Bugün bir tarif yazarının tüm bir ülkenin Bayan Hazan kadar kapsamlı tutma şeklini değiştirdiğini hayal etmek zor. Kitap sözleşmeleri, ilerlemesi takipçi sayısına göre belirlenen etkileyicilere gider. Bayan Hazan'ın taraftarları yoktu. Daha gençti.


Hala yapıyor. “Marcella” ı üreten ve yazan Peter Miller, film için neredeyse tüm paranın yüzlerce hayranının bağışlarından geldiğini söyledi.
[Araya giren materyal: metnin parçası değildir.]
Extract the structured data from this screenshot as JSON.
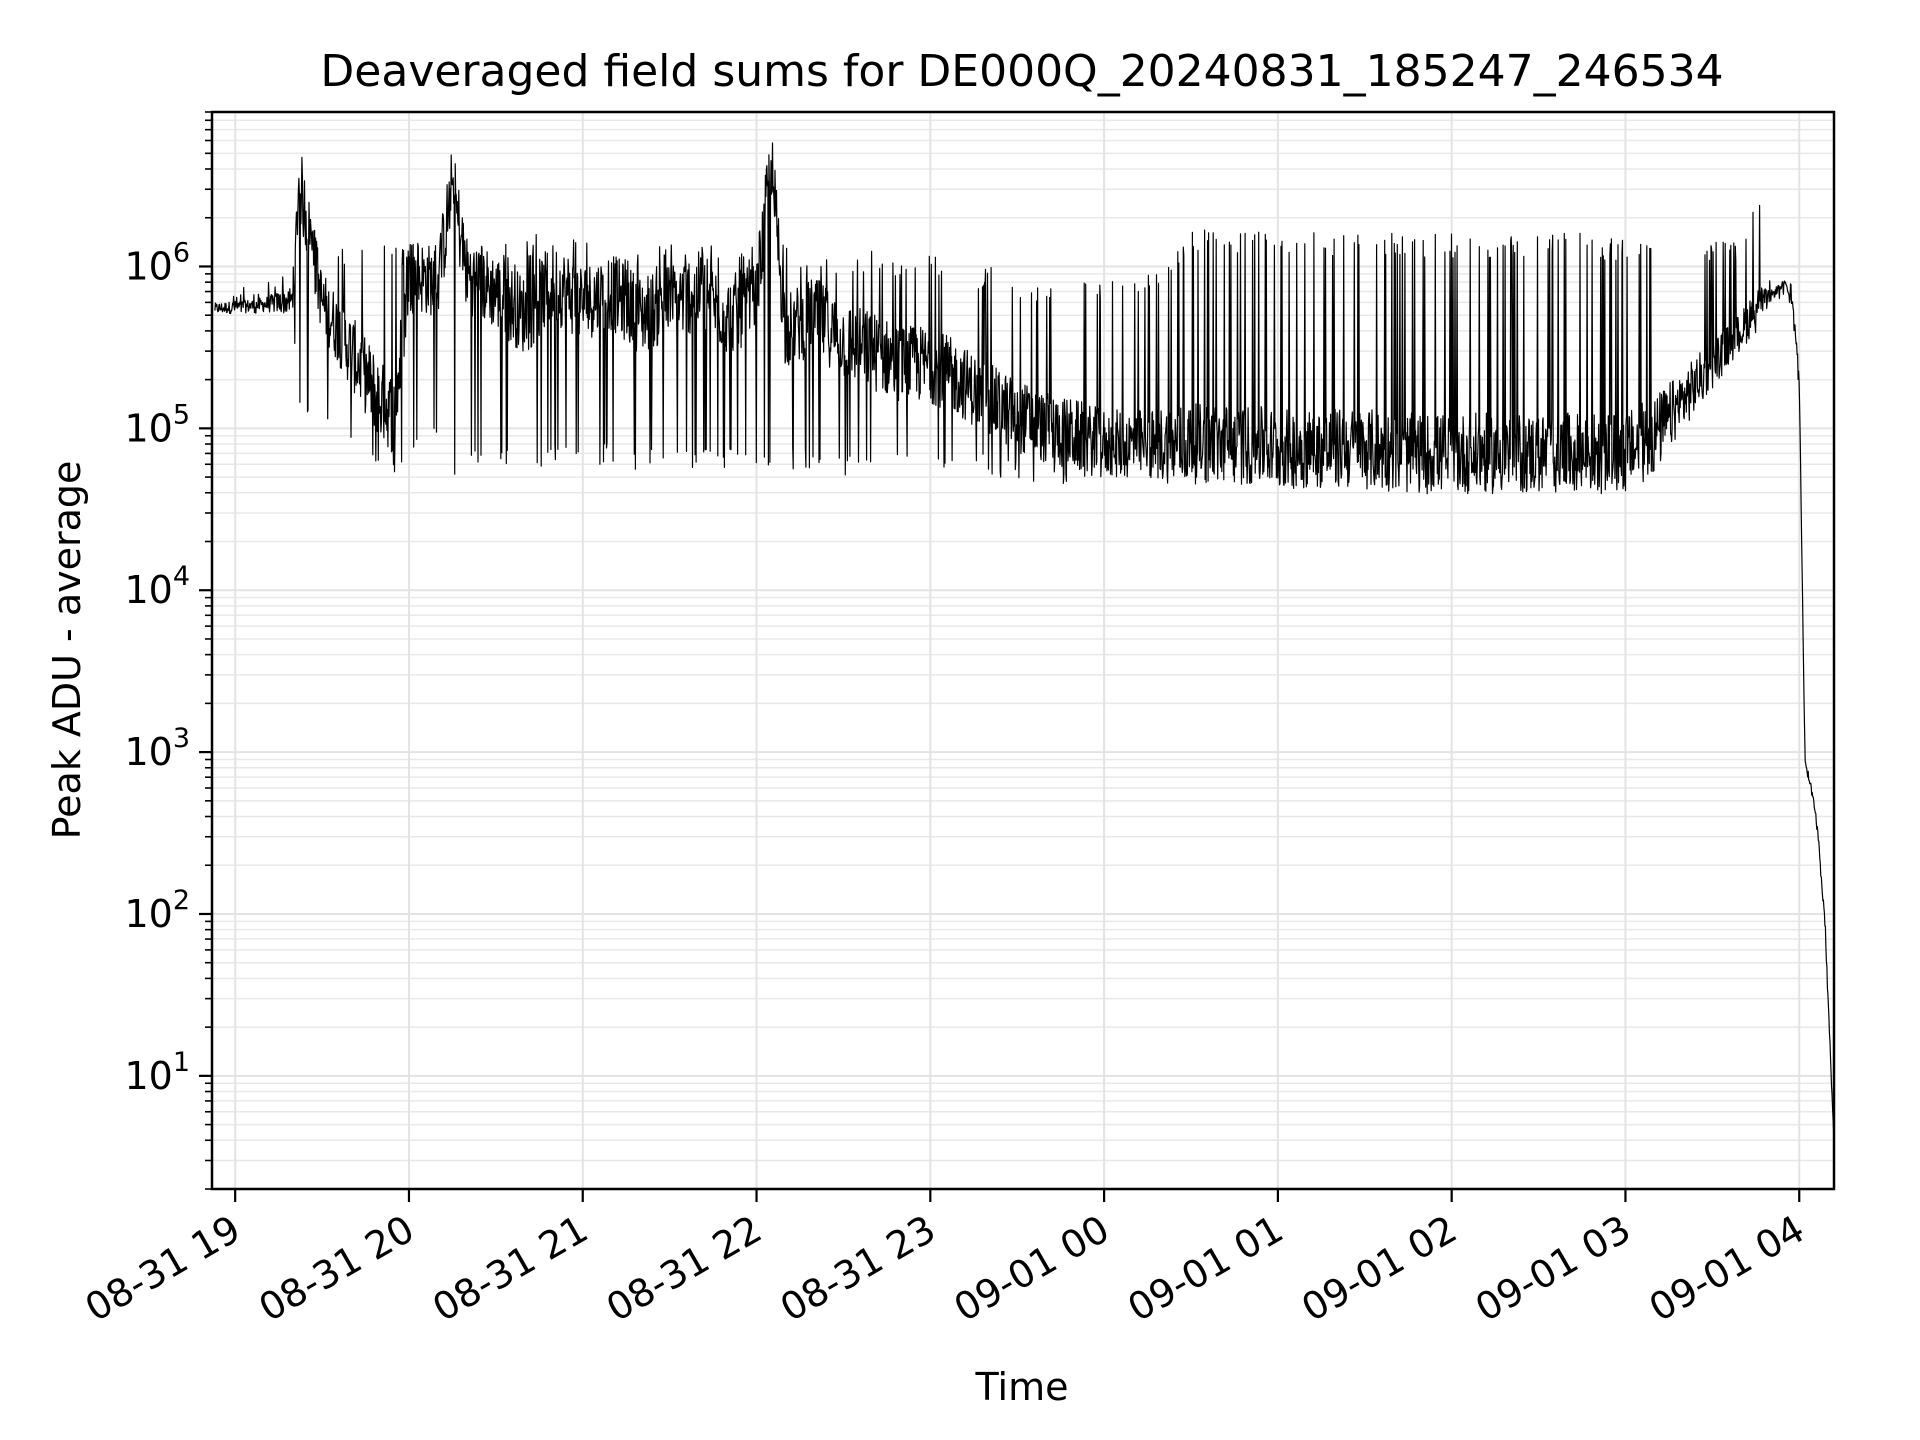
{
  "chart_data": {
    "type": "line",
    "title": "Deaveraged field sums for DE000Q_20240831_185247_246534",
    "xlabel": "Time",
    "ylabel": "Peak ADU - average",
    "yscale": "log",
    "ylim": [
      2,
      9000000
    ],
    "xlim": [
      "2024-08-31 18:52",
      "2024-09-01 04:12"
    ],
    "grid": "major and minor",
    "x_ticks": [
      "08-31 19",
      "08-31 20",
      "08-31 21",
      "08-31 22",
      "08-31 23",
      "09-01 00",
      "09-01 01",
      "09-01 02",
      "09-01 03",
      "09-01 04"
    ],
    "y_ticks": [
      {
        "base": "10",
        "exp": "1",
        "value": 10
      },
      {
        "base": "10",
        "exp": "2",
        "value": 100
      },
      {
        "base": "10",
        "exp": "3",
        "value": 1000
      },
      {
        "base": "10",
        "exp": "4",
        "value": 10000
      },
      {
        "base": "10",
        "exp": "5",
        "value": 100000
      },
      {
        "base": "10",
        "exp": "6",
        "value": 1000000
      }
    ],
    "series": [
      {
        "color": "#000000",
        "x": [
          "2024-08-31 18:53",
          "2024-08-31 19:00",
          "2024-08-31 19:10",
          "2024-08-31 19:20",
          "2024-08-31 19:22",
          "2024-08-31 19:30",
          "2024-08-31 19:40",
          "2024-08-31 19:50",
          "2024-08-31 19:55",
          "2024-08-31 20:00",
          "2024-08-31 20:10",
          "2024-08-31 20:15",
          "2024-08-31 20:20",
          "2024-08-31 20:30",
          "2024-08-31 20:40",
          "2024-08-31 20:50",
          "2024-08-31 21:00",
          "2024-08-31 21:10",
          "2024-08-31 21:20",
          "2024-08-31 21:30",
          "2024-08-31 21:40",
          "2024-08-31 21:50",
          "2024-08-31 22:00",
          "2024-08-31 22:05",
          "2024-08-31 22:10",
          "2024-08-31 22:20",
          "2024-08-31 22:30",
          "2024-08-31 22:40",
          "2024-08-31 22:50",
          "2024-08-31 23:00",
          "2024-08-31 23:10",
          "2024-08-31 23:20",
          "2024-08-31 23:30",
          "2024-08-31 23:40",
          "2024-08-31 23:50",
          "2024-09-01 00:00",
          "2024-09-01 00:15",
          "2024-09-01 00:30",
          "2024-09-01 00:45",
          "2024-09-01 01:00",
          "2024-09-01 01:15",
          "2024-09-01 01:30",
          "2024-09-01 01:45",
          "2024-09-01 02:00",
          "2024-09-01 02:15",
          "2024-09-01 02:30",
          "2024-09-01 02:45",
          "2024-09-01 03:00",
          "2024-09-01 03:10",
          "2024-09-01 03:20",
          "2024-09-01 03:30",
          "2024-09-01 03:40",
          "2024-09-01 03:45",
          "2024-09-01 03:50",
          "2024-09-01 03:55",
          "2024-09-01 03:58",
          "2024-09-01 04:00",
          "2024-09-01 04:02",
          "2024-09-01 04:05",
          "2024-09-01 04:07",
          "2024-09-01 04:09",
          "2024-09-01 04:11",
          "2024-09-01 04:12"
        ],
        "y": [
          550000,
          560000,
          580000,
          620000,
          3500000,
          600000,
          300000,
          150000,
          120000,
          900000,
          800000,
          3200000,
          900000,
          700000,
          500000,
          800000,
          600000,
          700000,
          500000,
          600000,
          700000,
          500000,
          600000,
          4500000,
          400000,
          500000,
          350000,
          300000,
          250000,
          250000,
          200000,
          150000,
          120000,
          100000,
          90000,
          80000,
          80000,
          80000,
          80000,
          75000,
          75000,
          75000,
          70000,
          70000,
          70000,
          70000,
          70000,
          70000,
          90000,
          150000,
          250000,
          400000,
          550000,
          650000,
          800000,
          550000,
          200000,
          900,
          500,
          250,
          80,
          10,
          4
        ],
        "min_envelope": [
          450000,
          480000,
          500000,
          300000,
          140000,
          90000,
          70000,
          50000,
          45000,
          60000,
          80000,
          50000,
          60000,
          60000,
          55000,
          60000,
          60000,
          60000,
          55000,
          55000,
          55000,
          55000,
          55000,
          45000,
          55000,
          55000,
          50000,
          50000,
          50000,
          50000,
          50000,
          50000,
          45000,
          45000,
          45000,
          50000,
          50000,
          50000,
          50000,
          50000,
          50000,
          50000,
          48000,
          48000,
          48000,
          48000,
          48000,
          48000,
          60000,
          120000,
          200000,
          330000,
          480000,
          600000,
          700000,
          500000,
          150000,
          800,
          400,
          200,
          60,
          8,
          4
        ],
        "max_envelope": [
          700000,
          800000,
          900000,
          1000000,
          3500000,
          1200000,
          1400000,
          1400000,
          1400000,
          1400000,
          1400000,
          3200000,
          1400000,
          1400000,
          1400000,
          2200000,
          1400000,
          1400000,
          1400000,
          1400000,
          1400000,
          1400000,
          1300000,
          4500000,
          1300000,
          1300000,
          1200000,
          1300000,
          1100000,
          1200000,
          1000000,
          1000000,
          900000,
          800000,
          900000,
          800000,
          900000,
          1700000,
          1700000,
          1700000,
          1600000,
          1600000,
          1600000,
          1600000,
          1600000,
          1600000,
          1600000,
          1500000,
          1500000,
          1400000,
          1500000,
          1500000,
          3500000,
          950000,
          850000,
          600000,
          250000,
          1000,
          600,
          300,
          100,
          12,
          4
        ]
      }
    ]
  }
}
“Para veren herkes para verdi çünkü Marcella'yı seviyorlar,” dedi Bay Miller. Diyerek şöyle devam etti: “Bir filmi finanse etmek için makul bir yol değil ve uzun zaman aldı, ama onu bilen tüm insan ağını oluşturdum.”


Katkılar finansal olarak daha fazlasıydı. Bağışçılar belgeselde yer alan Bayan Hazan'ın anılarını ve fotoğraflarını paylaştı. Biri, Bay Miller'ın Philadelphia'daki Nijeryalı doğumlu bir şef olan Shola Olunloyo ile konuştuğunu ve ilk Afrika olmayan yemek kitabı Bayan Hazan'dan biri. Bundan Bolognese'yi yolunu öğrendi ve yirmi yıldır haftada bir kez yapıyor.

Başka bir sahnede, New York şefi April Bloomfield Bayan Hazan'ın tereyağı ve sonunda bir defne yaprağı gibi balık tuttuğunuz bir soğan ile domates sosu için radikal basit tarifi. Bayan Bloomfield denedikten sonra gökyüzüne bakar.

“Marcella, umarım mutlusun” diyor. “Umarım iyi bir iş çıkardım.”

Bayan Hazan'ın yemek kitaplarından birine sahipseniz, duyguyu biliyorsunuz.